Cette organisation par le truchement de son président, Achille Nzanzu avance un bilan provisoire de quatre (4) morts côtés civils.
"(...) Les présumés rebelles ADF ont de nouveau endeuillé le groupement Manzia en chefferie des Baswagha. Sur leur passage, ils ont massacré quatre personnes. Les corps des victimes ont été retournés ce mardi à Kasalala, 2 km au nord-ouest de Biambwe (Ndlr)", a-t-il expliqué à la rtcr.net ce mercredi 14 janvier.
Cet acteur de la société civile plaide pour le renforcement des mesures sécuritaires dans la zone pour arriver à amoindrir la capacité de nuisance des égorgeurs dans cette partie du territoire de Lubero.
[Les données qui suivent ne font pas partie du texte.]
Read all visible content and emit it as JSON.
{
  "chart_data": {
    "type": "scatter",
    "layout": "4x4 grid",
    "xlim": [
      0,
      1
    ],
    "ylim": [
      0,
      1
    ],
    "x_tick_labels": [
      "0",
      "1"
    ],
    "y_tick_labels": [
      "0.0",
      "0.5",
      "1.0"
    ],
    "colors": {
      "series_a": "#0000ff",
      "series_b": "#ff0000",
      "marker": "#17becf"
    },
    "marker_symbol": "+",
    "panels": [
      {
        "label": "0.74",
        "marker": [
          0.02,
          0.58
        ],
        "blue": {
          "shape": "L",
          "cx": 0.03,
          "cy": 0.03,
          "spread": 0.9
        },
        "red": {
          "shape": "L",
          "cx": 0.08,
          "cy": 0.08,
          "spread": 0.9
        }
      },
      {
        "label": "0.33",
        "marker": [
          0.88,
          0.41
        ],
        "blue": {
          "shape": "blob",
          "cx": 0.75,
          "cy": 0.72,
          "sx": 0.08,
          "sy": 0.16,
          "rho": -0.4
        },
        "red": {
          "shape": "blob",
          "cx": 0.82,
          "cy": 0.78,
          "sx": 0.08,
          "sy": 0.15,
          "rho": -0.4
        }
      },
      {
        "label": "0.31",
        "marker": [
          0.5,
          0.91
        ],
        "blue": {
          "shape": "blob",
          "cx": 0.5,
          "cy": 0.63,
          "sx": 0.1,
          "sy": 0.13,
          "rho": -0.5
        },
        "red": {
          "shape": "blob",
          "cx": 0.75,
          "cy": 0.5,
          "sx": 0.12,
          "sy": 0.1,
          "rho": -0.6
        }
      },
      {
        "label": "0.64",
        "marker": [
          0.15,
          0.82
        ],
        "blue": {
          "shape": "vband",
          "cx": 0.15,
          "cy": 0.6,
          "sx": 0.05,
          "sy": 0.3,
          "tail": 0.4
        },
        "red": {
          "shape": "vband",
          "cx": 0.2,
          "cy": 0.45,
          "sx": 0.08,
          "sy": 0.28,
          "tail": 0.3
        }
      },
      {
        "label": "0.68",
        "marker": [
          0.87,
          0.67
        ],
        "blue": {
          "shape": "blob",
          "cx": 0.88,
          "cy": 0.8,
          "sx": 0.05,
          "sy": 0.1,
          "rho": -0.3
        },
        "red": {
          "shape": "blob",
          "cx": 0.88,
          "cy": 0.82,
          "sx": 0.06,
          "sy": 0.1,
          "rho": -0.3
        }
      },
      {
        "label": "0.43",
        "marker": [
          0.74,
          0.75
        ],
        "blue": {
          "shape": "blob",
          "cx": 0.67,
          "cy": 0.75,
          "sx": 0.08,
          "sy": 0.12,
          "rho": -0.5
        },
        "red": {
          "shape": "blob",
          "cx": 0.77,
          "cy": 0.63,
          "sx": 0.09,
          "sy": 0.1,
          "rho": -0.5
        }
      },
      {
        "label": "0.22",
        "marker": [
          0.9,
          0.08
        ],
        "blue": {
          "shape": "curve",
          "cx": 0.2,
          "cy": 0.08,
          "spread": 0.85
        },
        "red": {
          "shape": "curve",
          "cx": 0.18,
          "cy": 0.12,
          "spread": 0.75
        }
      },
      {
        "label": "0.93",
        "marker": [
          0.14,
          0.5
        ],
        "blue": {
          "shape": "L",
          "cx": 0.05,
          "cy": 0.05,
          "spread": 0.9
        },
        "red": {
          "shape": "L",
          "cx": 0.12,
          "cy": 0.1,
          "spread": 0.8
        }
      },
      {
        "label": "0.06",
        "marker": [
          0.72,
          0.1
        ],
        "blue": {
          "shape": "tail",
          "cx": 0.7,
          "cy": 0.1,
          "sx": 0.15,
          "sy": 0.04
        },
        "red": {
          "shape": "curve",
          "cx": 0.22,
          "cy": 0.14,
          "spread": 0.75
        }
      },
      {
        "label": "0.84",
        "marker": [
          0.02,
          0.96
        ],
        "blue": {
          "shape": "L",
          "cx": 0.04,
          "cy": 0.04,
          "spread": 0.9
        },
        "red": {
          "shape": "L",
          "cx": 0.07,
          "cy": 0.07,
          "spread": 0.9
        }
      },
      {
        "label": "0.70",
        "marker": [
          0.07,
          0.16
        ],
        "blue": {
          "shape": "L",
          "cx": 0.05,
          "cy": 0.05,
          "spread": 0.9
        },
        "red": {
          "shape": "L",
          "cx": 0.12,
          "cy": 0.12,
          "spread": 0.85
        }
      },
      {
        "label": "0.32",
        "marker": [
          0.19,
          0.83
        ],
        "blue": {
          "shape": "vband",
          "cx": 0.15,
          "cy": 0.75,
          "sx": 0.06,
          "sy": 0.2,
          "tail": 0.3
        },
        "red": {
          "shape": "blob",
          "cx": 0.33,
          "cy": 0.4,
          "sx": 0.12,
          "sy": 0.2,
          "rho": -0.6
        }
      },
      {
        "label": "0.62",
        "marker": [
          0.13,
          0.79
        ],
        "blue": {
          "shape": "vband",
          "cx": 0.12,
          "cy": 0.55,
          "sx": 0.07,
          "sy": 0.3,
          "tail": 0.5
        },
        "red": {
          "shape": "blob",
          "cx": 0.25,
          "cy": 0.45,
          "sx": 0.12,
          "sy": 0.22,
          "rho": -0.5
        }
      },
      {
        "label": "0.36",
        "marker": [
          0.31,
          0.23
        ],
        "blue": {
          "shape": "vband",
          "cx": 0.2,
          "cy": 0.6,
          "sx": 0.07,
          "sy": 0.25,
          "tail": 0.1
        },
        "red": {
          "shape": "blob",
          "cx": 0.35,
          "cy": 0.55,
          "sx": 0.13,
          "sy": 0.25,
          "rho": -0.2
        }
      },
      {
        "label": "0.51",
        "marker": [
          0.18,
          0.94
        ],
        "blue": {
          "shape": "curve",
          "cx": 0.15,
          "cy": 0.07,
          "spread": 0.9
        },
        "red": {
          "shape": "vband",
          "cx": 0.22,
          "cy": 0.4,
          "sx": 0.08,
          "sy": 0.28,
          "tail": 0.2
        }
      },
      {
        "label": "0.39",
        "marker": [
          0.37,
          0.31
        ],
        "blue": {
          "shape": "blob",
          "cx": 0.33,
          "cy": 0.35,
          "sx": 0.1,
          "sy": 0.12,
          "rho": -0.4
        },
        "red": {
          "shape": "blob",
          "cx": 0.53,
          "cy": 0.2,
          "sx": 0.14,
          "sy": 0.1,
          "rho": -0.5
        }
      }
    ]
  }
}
"Le gouvernement congolais devrait voir comment éradiquer cette rébellion. À notre niveau, nous pensions que l'essentiel est de renforcer les mesures sécuritaires en secteur des Bapere".
Cette incursion intervient quelques mois après celle survenue dans ce même village au début du mois de novembre 2025. Ce jour-là, l'ennemi avait ciblé une formation sanitaire où il avait tué près de dix-sept (17) patients.